In a later discussion, this poster wrote that ‘greatness
is a construct’, that the esteem in which we hold the canonical composers is
essentially a structure erected to keep current women and people of color down
in the world of classical music.
My friend on whose Facebook page
these arguments unfolded made a characteristically wise observation: ‘I like
Robert Pirsig’s idea about Quality in Zen
and the Art of Motorcycle Maintenance. Quality is not in the music, it’s
not in the listener; quality in the interaction between the two. Quality not a
characteristic of a work; it is an experience.
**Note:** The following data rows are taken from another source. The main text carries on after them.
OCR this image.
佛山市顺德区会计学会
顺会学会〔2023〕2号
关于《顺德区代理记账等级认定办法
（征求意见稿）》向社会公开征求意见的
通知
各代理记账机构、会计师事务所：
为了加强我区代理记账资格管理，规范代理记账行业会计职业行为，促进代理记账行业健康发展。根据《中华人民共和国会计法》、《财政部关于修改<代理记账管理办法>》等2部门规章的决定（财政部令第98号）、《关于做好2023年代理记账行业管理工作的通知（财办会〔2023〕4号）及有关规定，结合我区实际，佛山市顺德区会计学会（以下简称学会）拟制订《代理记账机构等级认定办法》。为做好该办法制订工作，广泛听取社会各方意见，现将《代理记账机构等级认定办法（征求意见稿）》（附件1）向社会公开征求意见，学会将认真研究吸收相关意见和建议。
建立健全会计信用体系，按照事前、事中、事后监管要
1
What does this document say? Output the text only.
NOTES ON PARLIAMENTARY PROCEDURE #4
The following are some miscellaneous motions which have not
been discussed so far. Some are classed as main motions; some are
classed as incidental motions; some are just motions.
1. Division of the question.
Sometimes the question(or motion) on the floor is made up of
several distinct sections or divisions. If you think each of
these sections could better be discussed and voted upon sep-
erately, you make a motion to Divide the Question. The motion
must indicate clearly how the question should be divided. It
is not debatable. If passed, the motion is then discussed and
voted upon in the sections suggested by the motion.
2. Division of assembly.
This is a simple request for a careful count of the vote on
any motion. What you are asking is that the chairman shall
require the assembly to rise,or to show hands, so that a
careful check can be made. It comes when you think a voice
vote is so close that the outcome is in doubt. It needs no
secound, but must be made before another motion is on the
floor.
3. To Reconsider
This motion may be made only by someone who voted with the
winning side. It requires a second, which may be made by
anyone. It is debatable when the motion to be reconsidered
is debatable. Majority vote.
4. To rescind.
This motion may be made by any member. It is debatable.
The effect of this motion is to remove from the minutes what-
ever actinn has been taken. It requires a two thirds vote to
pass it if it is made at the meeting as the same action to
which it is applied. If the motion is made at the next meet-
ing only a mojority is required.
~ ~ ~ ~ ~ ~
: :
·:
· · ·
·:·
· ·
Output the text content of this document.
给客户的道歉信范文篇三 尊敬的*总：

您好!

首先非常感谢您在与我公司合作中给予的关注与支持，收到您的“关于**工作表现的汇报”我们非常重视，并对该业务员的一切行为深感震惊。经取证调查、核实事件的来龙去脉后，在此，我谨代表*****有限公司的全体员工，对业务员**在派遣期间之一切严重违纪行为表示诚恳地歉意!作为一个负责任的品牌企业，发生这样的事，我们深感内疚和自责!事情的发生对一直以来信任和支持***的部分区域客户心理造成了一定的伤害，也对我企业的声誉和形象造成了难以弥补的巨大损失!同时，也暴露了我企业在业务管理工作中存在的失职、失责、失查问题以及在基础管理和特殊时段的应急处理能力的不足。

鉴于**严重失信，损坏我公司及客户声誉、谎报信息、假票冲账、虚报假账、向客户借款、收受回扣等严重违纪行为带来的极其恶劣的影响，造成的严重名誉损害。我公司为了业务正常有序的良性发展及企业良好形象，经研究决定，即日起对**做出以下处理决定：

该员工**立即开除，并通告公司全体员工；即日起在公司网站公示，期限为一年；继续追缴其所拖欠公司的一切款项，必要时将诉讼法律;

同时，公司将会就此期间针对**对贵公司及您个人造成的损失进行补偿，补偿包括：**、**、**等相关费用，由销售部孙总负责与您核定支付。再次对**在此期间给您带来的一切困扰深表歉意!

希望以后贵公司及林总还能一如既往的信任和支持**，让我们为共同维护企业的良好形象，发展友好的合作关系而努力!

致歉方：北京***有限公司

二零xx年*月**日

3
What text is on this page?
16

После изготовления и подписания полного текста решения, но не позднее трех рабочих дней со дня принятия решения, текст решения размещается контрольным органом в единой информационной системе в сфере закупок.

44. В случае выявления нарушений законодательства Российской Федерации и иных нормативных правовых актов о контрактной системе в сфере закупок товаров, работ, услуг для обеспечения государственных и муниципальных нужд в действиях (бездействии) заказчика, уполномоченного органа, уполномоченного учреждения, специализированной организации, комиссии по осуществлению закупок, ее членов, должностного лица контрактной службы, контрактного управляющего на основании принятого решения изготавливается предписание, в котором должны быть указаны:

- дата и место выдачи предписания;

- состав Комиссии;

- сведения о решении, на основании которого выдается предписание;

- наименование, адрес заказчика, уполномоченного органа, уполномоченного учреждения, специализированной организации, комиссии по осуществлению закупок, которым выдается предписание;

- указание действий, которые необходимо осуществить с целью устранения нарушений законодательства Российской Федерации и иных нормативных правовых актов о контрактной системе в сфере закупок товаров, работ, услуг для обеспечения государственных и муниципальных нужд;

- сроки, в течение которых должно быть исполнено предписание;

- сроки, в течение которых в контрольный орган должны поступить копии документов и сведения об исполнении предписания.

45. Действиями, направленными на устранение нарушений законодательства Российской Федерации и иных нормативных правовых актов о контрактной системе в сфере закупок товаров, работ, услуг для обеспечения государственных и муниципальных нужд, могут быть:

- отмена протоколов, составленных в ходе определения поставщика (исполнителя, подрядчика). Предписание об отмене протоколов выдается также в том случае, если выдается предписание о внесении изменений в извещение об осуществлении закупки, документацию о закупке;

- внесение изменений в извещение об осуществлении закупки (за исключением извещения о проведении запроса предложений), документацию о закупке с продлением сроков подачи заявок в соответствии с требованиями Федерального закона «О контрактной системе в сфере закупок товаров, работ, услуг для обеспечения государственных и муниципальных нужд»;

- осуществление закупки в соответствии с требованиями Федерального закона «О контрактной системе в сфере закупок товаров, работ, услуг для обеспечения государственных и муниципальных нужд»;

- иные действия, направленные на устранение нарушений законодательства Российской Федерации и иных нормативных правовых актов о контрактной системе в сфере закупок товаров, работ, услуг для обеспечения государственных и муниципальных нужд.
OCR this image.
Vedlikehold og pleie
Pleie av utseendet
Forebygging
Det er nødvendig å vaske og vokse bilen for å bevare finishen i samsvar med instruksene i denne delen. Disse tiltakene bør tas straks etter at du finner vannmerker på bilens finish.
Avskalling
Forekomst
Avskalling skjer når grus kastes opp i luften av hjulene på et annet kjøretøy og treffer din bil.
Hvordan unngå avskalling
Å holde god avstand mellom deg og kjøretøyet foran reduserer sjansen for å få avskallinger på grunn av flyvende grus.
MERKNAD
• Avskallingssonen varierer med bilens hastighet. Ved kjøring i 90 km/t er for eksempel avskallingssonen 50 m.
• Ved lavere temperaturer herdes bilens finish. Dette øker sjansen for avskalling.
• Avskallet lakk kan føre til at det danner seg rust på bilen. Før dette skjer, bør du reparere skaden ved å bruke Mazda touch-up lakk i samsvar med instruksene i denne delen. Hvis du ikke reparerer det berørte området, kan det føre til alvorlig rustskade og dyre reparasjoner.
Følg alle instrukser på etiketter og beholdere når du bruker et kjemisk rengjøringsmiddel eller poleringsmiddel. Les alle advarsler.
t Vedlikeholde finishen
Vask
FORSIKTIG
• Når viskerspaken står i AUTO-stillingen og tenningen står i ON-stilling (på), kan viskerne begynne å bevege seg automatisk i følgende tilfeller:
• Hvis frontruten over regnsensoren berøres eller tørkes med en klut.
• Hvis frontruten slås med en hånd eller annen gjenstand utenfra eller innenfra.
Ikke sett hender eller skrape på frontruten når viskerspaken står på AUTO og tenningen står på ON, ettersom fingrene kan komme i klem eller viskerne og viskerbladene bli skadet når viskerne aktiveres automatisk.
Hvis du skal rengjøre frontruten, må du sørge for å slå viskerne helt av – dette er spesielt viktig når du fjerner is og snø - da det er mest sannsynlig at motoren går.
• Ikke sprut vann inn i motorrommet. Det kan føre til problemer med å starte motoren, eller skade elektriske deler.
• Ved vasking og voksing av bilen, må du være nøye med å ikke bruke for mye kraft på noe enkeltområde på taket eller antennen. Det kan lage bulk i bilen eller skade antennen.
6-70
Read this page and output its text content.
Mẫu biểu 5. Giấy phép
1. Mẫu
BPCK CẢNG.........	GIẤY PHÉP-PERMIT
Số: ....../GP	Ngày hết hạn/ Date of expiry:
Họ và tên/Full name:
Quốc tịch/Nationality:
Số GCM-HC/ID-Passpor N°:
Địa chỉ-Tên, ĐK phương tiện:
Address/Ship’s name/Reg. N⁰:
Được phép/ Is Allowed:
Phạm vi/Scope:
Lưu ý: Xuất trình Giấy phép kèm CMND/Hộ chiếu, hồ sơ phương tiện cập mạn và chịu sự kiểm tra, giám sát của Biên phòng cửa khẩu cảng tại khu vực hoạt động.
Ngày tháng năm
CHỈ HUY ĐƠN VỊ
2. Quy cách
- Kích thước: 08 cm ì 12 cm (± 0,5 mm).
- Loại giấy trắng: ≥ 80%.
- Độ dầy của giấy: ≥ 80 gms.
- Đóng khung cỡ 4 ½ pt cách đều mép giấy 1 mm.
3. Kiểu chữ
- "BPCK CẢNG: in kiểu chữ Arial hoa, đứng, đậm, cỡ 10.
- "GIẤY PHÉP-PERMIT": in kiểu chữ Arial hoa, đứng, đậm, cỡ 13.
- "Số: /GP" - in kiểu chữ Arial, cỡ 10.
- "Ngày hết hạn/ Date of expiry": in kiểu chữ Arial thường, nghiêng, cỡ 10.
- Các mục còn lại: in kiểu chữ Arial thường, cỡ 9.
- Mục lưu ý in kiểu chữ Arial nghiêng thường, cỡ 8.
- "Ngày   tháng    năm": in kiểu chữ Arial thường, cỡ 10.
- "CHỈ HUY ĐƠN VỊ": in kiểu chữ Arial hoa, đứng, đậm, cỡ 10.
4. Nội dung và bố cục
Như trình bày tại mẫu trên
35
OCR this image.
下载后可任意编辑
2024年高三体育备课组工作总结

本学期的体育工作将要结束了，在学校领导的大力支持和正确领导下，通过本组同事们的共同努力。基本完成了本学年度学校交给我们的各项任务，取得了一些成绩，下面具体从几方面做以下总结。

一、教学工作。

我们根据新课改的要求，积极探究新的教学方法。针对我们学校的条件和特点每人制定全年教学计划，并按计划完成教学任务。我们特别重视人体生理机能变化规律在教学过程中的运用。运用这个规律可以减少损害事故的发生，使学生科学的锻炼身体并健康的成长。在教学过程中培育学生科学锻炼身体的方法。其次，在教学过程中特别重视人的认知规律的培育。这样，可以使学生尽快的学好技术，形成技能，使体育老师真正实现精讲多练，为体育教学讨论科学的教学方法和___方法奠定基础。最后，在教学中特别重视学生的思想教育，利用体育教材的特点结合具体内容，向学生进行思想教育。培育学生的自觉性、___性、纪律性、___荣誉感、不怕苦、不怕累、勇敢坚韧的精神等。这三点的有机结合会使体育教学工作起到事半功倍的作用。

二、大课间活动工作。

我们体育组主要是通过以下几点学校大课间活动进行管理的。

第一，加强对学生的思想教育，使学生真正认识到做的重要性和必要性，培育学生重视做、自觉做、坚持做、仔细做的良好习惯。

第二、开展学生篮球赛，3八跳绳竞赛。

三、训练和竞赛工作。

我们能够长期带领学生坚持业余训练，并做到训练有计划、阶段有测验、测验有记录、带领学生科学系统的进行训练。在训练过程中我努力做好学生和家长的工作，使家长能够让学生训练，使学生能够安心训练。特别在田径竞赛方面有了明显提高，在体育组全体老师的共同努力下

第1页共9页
‘As I see it, a quality experience
happens partly because the music is created to foster high-quality interaction,
and partly because listeners are able to co-create quality with that music. A
listener’s ability to co-create quality comes partly through inborn ability to
hear and respond, and partly through acculturation—learning to respond to the
musical signals of a particular culture, and learning the culture’s priorities.’
As with Jefferson and his
contemporaries, there are a number of conflicting stories simultaneously at
play in classical music. Our core repertoire emerged out of a world that did
not regard women as anything like equals, and didn’t often acknowledge the
humanity of people of color. It came out of the Age of Empire, when the
European powers assiduously went about the task of enslaving and plundering the
rest of the world. There was a stultifying overlay of class and privilege that
severely restricted who could take part as performers, composers, and even
listeners.
But there is another story too, I
would argue. Out of that rather problematic world emerged a body of work that
ranks among the greatest beauty ever created by humankind. Believe me, I wish
Beethoven’s music wasn’t so much better than mine. Lord knows I try. I struggle
to touch the heart of my listeners in anything like the way that Schubert does,
to conjure out of the orchestra vivid sound worlds as brilliantly executed as
Berlioz, to come up with my own harmonic and structural schemes that are in
remotely the same league as those of Bela Bartok. And so on.
The extraordinary music that came out
of Europe over the course of a couple of centuries was a freak occurrence,
comparable perhaps to what happened in art in Renaissance Italy, in the
tragedies of Ancient Greece, and no doubt in a number of other places lost in
the sands of time.
If you only accept the validity of the first story, that the classical music of the past is a story of racism, misogyny, and class privilege, then your interaction with it will no doubt lack the ‘quality’ that my friend so perceptively referred to. The listener who only accepts that story cannot forge a ‘high quality interaction’ with the old masterworks. Wagner still cannot seem to get any traction in Israel. Too many of the listeners see his story as wholly one of proto-Nazism, and are in no state to perceive what is going on in the music itself; that is a story they prefer not to be told. And I would argue that this is the case with so many who deride the great classical music of the past. The story they tell themselves makes them unable to truly hear it. They can’t accept that there are other stories as well, very much in conflict with the entirely valid story they accept, but nonetheless just as true.